The Ninth Circuit Court of Appeals will hear oral argument today in Laurel Park Community, LLC v. City of Tumwater. As readers will recall, the issue in this case is whether a city ordinance that prohibits mobile home park owners from using their property for almost anything but a mobile home park constitutes a taking, or violates the park owners’ right to due process. The ordinance is a problem for the park owners, who believe they should be allowed to change the use of their property, especially if operating a mobile home park becomes economically infeasible.

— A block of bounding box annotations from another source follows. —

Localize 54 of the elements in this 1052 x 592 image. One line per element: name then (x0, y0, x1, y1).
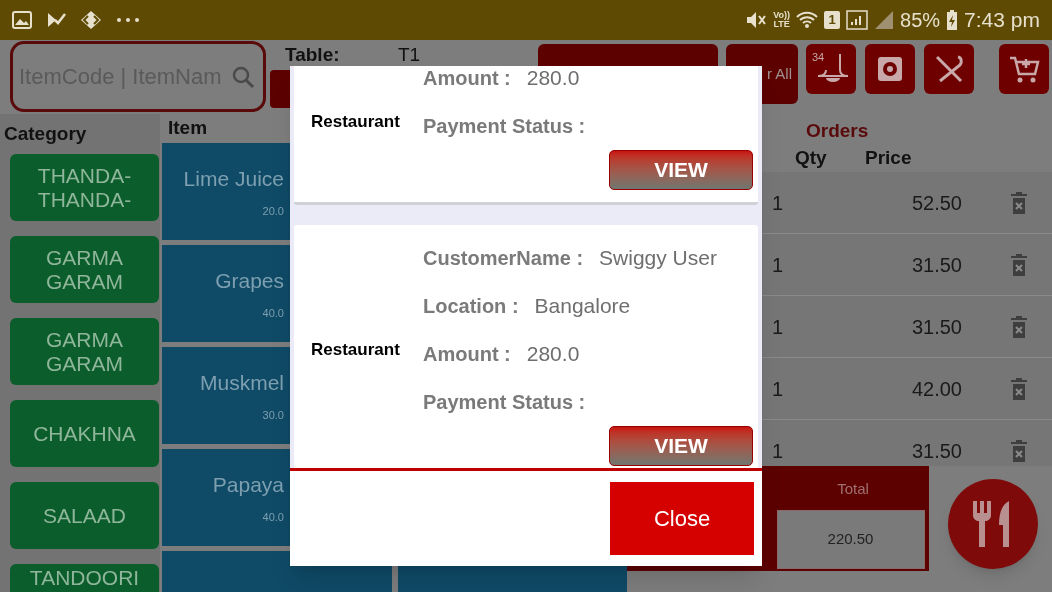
field-label: Payment Status : (423, 390, 586, 415)
column-header: Qty (795, 145, 828, 170)
field-label: Payment Status : (423, 114, 586, 139)
price-cell-text: 52.50 (910, 190, 962, 216)
table-label: Table: (284, 42, 341, 67)
category-button[interactable]: SALAAD (10, 482, 159, 549)
qty-cell-text: 1 (772, 252, 785, 278)
field-value: 280.0 (526, 341, 580, 368)
item-price: 40.0 (262, 509, 284, 525)
item-name: Lime Juice (183, 166, 284, 192)
price-cell-text: 31.50 (910, 252, 962, 278)
item-name: Papaya (212, 472, 284, 498)
orders-title: Orders (805, 119, 870, 143)
total-value: 220.50 (776, 509, 925, 569)
field-value: Bangalore (534, 293, 631, 320)
clock: 7:43 pm (964, 7, 1040, 34)
column-header: Price (865, 145, 912, 170)
category-button[interactable]: TANDOORI (10, 564, 159, 592)
category-button[interactable]: GARMA GARAM (10, 318, 159, 385)
category-button[interactable]: THANDA- THANDA- (10, 154, 159, 221)
category-button[interactable]: CHAKHNA (10, 400, 159, 467)
table-value: T1 (398, 42, 421, 67)
badge-count: 34 (812, 50, 825, 65)
field-label: Amount : (423, 66, 511, 91)
price-cell-text: 31.50 (910, 438, 962, 464)
qty-cell-text: 1 (772, 438, 785, 464)
sim-badge: 1 (824, 11, 841, 29)
field-value: Swiggy User (599, 245, 717, 272)
price-cell-text: 31.50 (910, 314, 962, 340)
total-label: Total (837, 479, 869, 499)
qty-cell-text: 1 (772, 376, 785, 402)
field-label: CustomerName : (423, 246, 584, 271)
qty-cell-text: 1 (772, 314, 785, 340)
volte-label: Vo)) (773, 11, 791, 20)
category-header: Category (3, 122, 88, 146)
qty-cell-text: 1 (772, 190, 785, 216)
bell-button[interactable]: 34 (806, 44, 856, 94)
item-price: 20.0 (262, 203, 284, 219)
restaurant-label: Restaurant (311, 111, 400, 134)
item-name: Muskmel (200, 370, 284, 396)
item-name: Grapes (215, 268, 284, 294)
category-button[interactable]: GARMA GARAM (10, 236, 159, 303)
battery-percent: 85% (900, 8, 941, 33)
field-label: Location : (423, 294, 519, 319)
item-price: 30.0 (262, 407, 284, 423)
volte-label: LTE (773, 20, 790, 29)
close-button[interactable]: Close (610, 482, 754, 555)
item-price: 40.0 (262, 305, 284, 321)
price-cell-text: 42.00 (910, 376, 962, 402)
view-button[interactable]: VIEW (609, 426, 753, 466)
field-label: Amount : (423, 342, 511, 367)
view-button[interactable]: VIEW (609, 150, 753, 190)
item-header: Item (168, 116, 208, 140)
field-value: 280.0 (526, 66, 580, 92)
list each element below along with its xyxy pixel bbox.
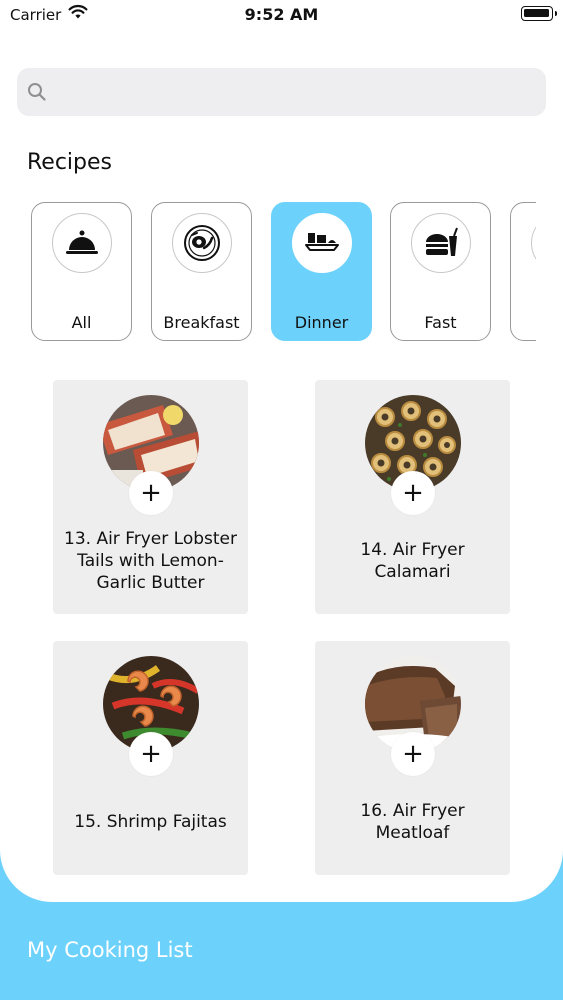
breakfast-plate-icon	[172, 213, 232, 273]
category-more[interactable]	[510, 202, 536, 341]
category-icon	[531, 213, 536, 273]
category-fast[interactable]: Fast	[390, 202, 491, 341]
dinner-tray-icon	[292, 213, 352, 273]
search-icon	[28, 83, 46, 101]
category-dinner[interactable]: Dinner	[271, 202, 372, 341]
add-to-list-button[interactable]: +	[129, 471, 173, 515]
category-list[interactable]: All Breakfast Dinner Fast	[31, 202, 536, 342]
recipe-title: 14. Air Fryer Calamari	[360, 540, 465, 582]
search-input[interactable]	[57, 76, 527, 108]
section-title: Recipes	[27, 150, 113, 175]
recipe-card[interactable]: + 14. Air Fryer Calamari	[315, 380, 510, 614]
fast-food-icon	[411, 213, 471, 273]
category-label: Breakfast	[163, 313, 240, 332]
recipe-card[interactable]: + 15. Shrimp Fajitas	[53, 641, 248, 875]
recipe-title: 13. Air Fryer Lobster Tails with Lemon-G…	[64, 529, 237, 593]
recipe-title: 15. Shrimp Fajitas	[74, 812, 227, 832]
clock: 9:52 AM	[244, 5, 319, 24]
add-to-list-button[interactable]: +	[391, 471, 435, 515]
category-label: All	[71, 313, 92, 332]
search-bar[interactable]	[17, 68, 546, 116]
recipe-card[interactable]: + 16. Air Fryer Meatloaf	[315, 641, 510, 875]
add-to-list-button[interactable]: +	[391, 732, 435, 776]
add-to-list-button[interactable]: +	[129, 732, 173, 776]
category-label: Fast	[424, 313, 457, 332]
main-sheet: Carrier 9:52 AM Recipes All Breakfast Di…	[0, 0, 563, 902]
cloche-icon	[52, 213, 112, 273]
category-label: Dinner	[294, 313, 349, 332]
category-breakfast[interactable]: Breakfast	[151, 202, 252, 341]
recipe-title: 16. Air Fryer Meatloaf	[360, 801, 465, 843]
recipe-card[interactable]: + 13. Air Fryer Lobster Tails with Lemon…	[53, 380, 248, 614]
battery-icon	[521, 6, 557, 21]
cooking-list-title[interactable]: My Cooking List	[27, 938, 193, 962]
category-all[interactable]: All	[31, 202, 132, 341]
status-bar: Carrier 9:52 AM	[0, 0, 563, 30]
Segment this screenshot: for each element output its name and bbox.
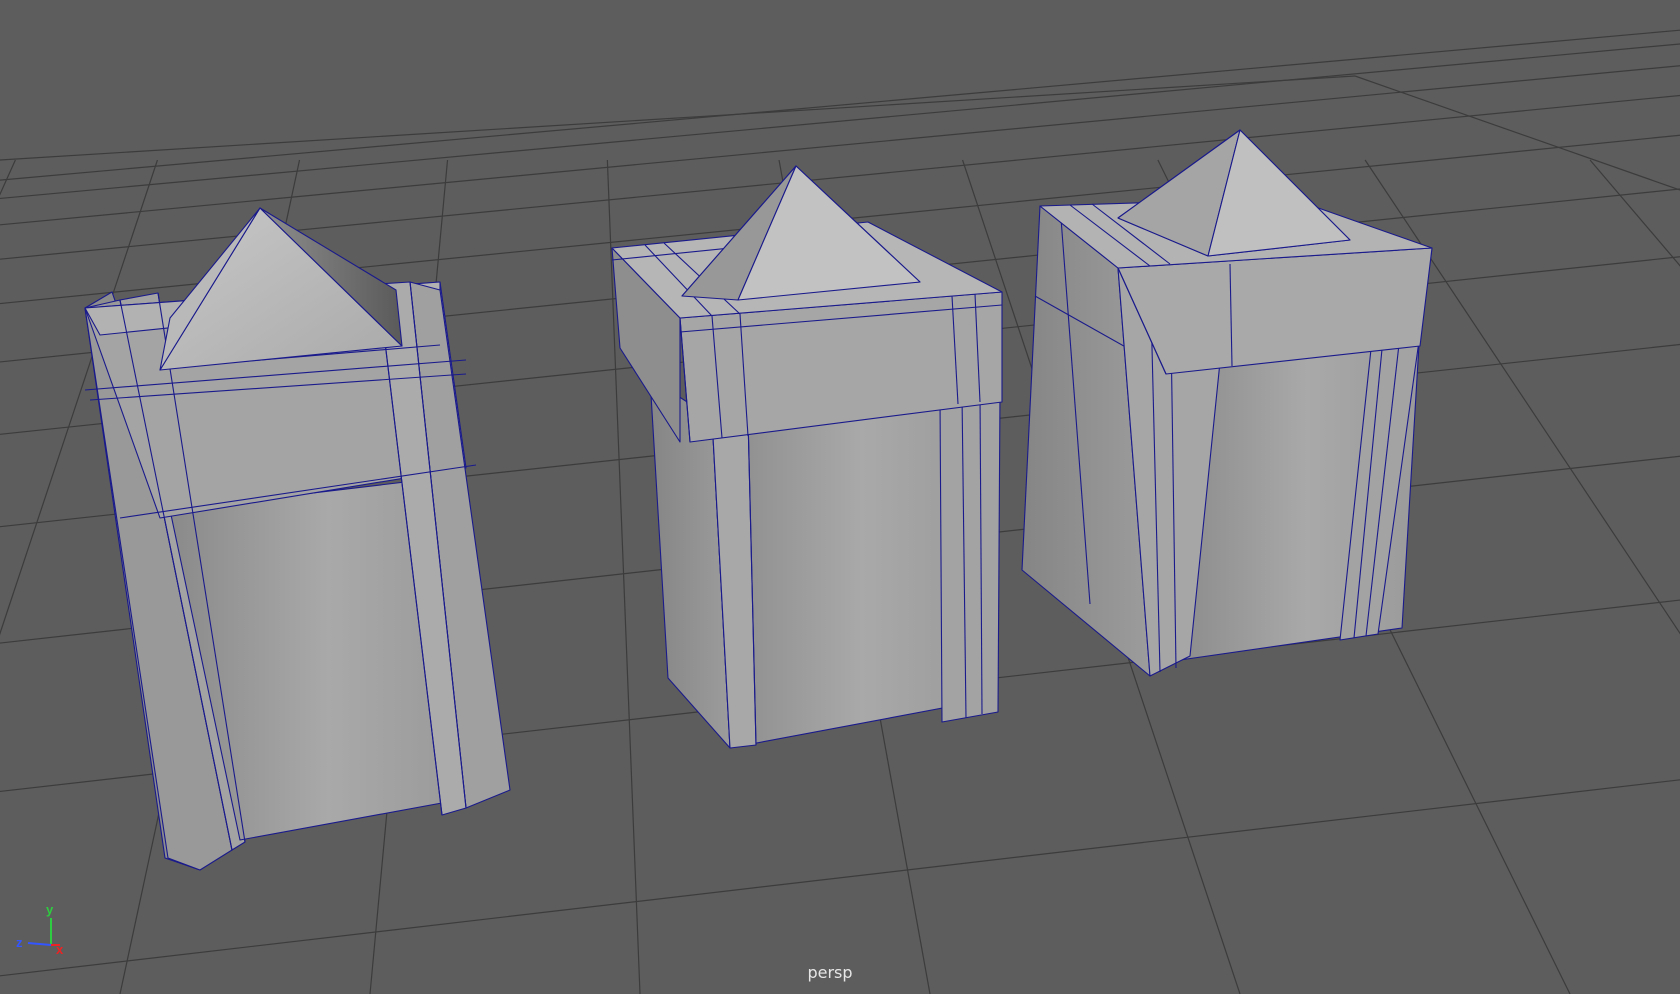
grid-line [0,29,1680,181]
persp-viewport[interactable]: y z x persp [0,0,1680,994]
pillar-right[interactable] [1021,129,1433,677]
axis-gizmo: y z x [16,902,64,957]
z-axis-label: z [16,935,23,950]
grid-line [0,159,16,196]
y-axis-label: y [46,902,54,917]
viewport-scene[interactable]: y z x [0,0,1680,994]
pillar-left[interactable] [84,207,511,871]
grid-line [1354,75,1680,191]
pillar-middle[interactable] [611,165,1003,749]
grid-line [0,43,1680,200]
camera-name-label: persp [807,963,853,982]
grid-line [1589,159,1680,267]
x-axis-label: x [56,942,64,957]
grid-line [0,65,1680,226]
z-axis-line [27,942,52,946]
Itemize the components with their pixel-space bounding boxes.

Our amicus brief argues that the ordinance is a taking because it singles out a few park owners to shoulder the entire public burden of providing for affordable housing. That’s inconsistent with Armstrong v. United States, in which the Supreme Court famously remarked that the constitutional “guarantee that private property shall not be taken for a public use without just compensation was designed to bar Government from forcing some people alone to bear public burdens, which in all fairness and justice, should be borne by the public as a whole.” The basic idea is that the government must compensate individuals when it takes their property to ensure that those individuals will not bear the entire cost of the public use for which their property is being taken.
We also argued that the city’s ordinance runs afoul of Washington due process precedent because it unreasonably bars conversion of the property by outlawing economically viable alternative uses.
One interesting sidenote: There is a pending motion to certify this case to the Supreme Court of Washington to resolve issues relating to the scope of Washington takings law. Should the Ninth Circuit grant the motion, Laurel Park would become the second takings case the Washington Supreme Court has been asked to decide in the course of a week. The other case is Lemire, which the Court agreed to take up.